The New Yorker Deigns to Debunk (yawn...)

For its October 16 issue, the New Yorker’s Nicholas Lemann has penned what I would call a soft-hit-piece on 9/11 Truth, entitled: “Paranoid Style---How conspiracy theories become news.” The article does a kind of meta-handwaving-dismissal, not by poo-pooing the Truth Movement directly, but instead by pish-poshing the coverage (in the news and documentary film) of Truth research. The implication here is that the coverage is just an inevitable by-product to some doubly inconsequential fringe cult, so never you mind anything else you may see in print or on screen.
The method is duly served by the New Yorker’s characterization of Richard Hofstadter, the ideological father behind conspiracy-theory-derision, as having been “one of the country’s leading intellectuals,” and then going on to treat his superficial, supercilious bull-shill as exhaustive explanation for the unfortunate “phenomenon” of conspiracy theoretics. Case in point? What else? Loose Change.

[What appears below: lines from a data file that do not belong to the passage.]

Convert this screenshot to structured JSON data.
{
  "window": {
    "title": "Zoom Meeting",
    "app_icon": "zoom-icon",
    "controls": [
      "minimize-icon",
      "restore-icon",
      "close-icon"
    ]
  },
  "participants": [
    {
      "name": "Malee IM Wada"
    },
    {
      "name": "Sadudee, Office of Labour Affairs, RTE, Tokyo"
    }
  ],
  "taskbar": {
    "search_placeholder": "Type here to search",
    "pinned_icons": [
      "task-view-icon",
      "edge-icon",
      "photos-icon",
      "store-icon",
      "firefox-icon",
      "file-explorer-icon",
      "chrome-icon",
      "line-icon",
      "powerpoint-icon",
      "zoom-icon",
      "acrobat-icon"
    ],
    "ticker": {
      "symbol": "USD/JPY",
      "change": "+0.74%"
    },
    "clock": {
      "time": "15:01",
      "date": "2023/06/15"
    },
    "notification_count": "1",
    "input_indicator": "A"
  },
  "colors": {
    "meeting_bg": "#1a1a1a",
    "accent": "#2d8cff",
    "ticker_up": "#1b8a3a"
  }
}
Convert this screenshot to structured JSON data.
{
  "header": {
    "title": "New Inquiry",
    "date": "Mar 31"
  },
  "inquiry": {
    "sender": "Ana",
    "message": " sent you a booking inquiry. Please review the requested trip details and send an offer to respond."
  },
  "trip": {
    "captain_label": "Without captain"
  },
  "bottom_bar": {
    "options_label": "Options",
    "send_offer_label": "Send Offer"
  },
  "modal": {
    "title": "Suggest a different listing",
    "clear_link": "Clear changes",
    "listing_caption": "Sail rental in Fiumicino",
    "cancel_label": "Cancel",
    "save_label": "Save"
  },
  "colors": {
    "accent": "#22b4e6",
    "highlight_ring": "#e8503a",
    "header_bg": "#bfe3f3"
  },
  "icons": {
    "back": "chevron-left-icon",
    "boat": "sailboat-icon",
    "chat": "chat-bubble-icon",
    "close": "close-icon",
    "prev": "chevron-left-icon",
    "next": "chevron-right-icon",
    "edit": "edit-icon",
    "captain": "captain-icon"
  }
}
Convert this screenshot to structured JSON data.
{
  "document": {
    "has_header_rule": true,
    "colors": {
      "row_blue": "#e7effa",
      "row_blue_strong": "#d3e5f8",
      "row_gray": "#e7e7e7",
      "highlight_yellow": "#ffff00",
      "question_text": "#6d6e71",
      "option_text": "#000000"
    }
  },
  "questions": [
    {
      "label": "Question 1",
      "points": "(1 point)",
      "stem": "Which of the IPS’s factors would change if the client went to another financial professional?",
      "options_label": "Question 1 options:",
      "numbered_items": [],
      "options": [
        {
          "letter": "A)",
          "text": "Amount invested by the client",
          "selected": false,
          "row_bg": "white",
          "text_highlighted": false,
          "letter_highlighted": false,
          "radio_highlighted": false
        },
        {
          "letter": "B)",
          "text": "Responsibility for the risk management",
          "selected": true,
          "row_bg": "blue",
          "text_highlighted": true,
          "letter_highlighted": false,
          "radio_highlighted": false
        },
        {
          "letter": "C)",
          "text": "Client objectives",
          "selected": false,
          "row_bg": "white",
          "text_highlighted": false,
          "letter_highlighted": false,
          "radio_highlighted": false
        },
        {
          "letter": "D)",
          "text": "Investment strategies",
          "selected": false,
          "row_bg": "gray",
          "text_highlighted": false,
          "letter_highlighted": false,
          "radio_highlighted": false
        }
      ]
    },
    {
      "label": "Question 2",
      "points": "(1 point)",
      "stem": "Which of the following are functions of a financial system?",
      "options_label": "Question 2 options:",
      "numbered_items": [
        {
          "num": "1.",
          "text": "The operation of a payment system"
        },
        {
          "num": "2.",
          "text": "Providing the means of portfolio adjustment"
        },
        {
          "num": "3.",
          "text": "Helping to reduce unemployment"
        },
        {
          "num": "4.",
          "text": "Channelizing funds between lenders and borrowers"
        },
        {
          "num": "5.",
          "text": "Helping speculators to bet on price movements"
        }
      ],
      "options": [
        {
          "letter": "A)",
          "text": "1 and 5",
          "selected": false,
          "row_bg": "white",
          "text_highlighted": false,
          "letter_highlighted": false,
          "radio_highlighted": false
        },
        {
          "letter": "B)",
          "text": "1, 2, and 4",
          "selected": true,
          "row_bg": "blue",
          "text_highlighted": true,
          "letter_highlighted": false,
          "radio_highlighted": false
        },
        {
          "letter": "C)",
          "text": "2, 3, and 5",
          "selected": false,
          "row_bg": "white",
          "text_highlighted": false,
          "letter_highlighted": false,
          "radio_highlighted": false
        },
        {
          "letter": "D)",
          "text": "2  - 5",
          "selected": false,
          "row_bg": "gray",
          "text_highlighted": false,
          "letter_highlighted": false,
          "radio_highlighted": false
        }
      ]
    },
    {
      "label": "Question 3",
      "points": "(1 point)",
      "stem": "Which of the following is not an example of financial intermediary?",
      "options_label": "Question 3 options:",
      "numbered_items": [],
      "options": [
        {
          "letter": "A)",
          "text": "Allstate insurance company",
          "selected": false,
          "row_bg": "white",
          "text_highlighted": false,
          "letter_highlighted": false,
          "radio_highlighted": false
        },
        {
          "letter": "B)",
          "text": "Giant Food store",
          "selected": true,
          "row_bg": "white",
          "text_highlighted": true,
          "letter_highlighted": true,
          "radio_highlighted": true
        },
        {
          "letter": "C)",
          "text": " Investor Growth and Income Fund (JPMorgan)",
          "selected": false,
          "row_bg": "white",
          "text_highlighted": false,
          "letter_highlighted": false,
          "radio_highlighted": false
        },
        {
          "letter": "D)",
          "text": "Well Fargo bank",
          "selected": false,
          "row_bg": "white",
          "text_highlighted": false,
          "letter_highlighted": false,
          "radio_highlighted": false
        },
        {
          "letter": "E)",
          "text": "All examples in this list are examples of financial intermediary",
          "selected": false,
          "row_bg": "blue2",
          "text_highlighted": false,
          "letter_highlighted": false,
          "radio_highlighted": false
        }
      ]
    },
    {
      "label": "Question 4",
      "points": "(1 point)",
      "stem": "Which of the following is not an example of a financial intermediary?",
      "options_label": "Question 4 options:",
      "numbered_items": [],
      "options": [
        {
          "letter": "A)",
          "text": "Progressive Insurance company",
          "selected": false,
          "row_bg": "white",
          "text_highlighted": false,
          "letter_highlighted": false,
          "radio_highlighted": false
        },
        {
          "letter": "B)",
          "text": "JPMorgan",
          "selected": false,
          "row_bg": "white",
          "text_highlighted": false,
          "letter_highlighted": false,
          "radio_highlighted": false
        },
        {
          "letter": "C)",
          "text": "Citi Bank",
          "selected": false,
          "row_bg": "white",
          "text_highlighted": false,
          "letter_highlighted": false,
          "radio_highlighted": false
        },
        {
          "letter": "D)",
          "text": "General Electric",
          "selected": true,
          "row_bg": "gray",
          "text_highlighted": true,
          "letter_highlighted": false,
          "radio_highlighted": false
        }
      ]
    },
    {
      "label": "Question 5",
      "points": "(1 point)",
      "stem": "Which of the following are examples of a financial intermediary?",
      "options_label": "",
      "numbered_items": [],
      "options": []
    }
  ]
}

About that, the writer, with the smug distraction characteristic of all the New Yorker’s most deliciously insubstantial pontifications, opines: “To engage in huffy denunciation of the journalistic shortcomings of ‘Loose Change’ would probably not change the minds of many of its fans.” Of course we know it’s not worth your time kind sir, but you favor us with examples yet! “Commercial flights did not hit the World Trade Center and Pentagon…United Flight 93 was diverted to Cleveland and its passengers taken to an empty NASA research facility…two AA flights that crashed that morning had not been scheduled to fly…” etc. [Editor’s note: LC guys, what was that part about the NASA warehouse all about, anyway?]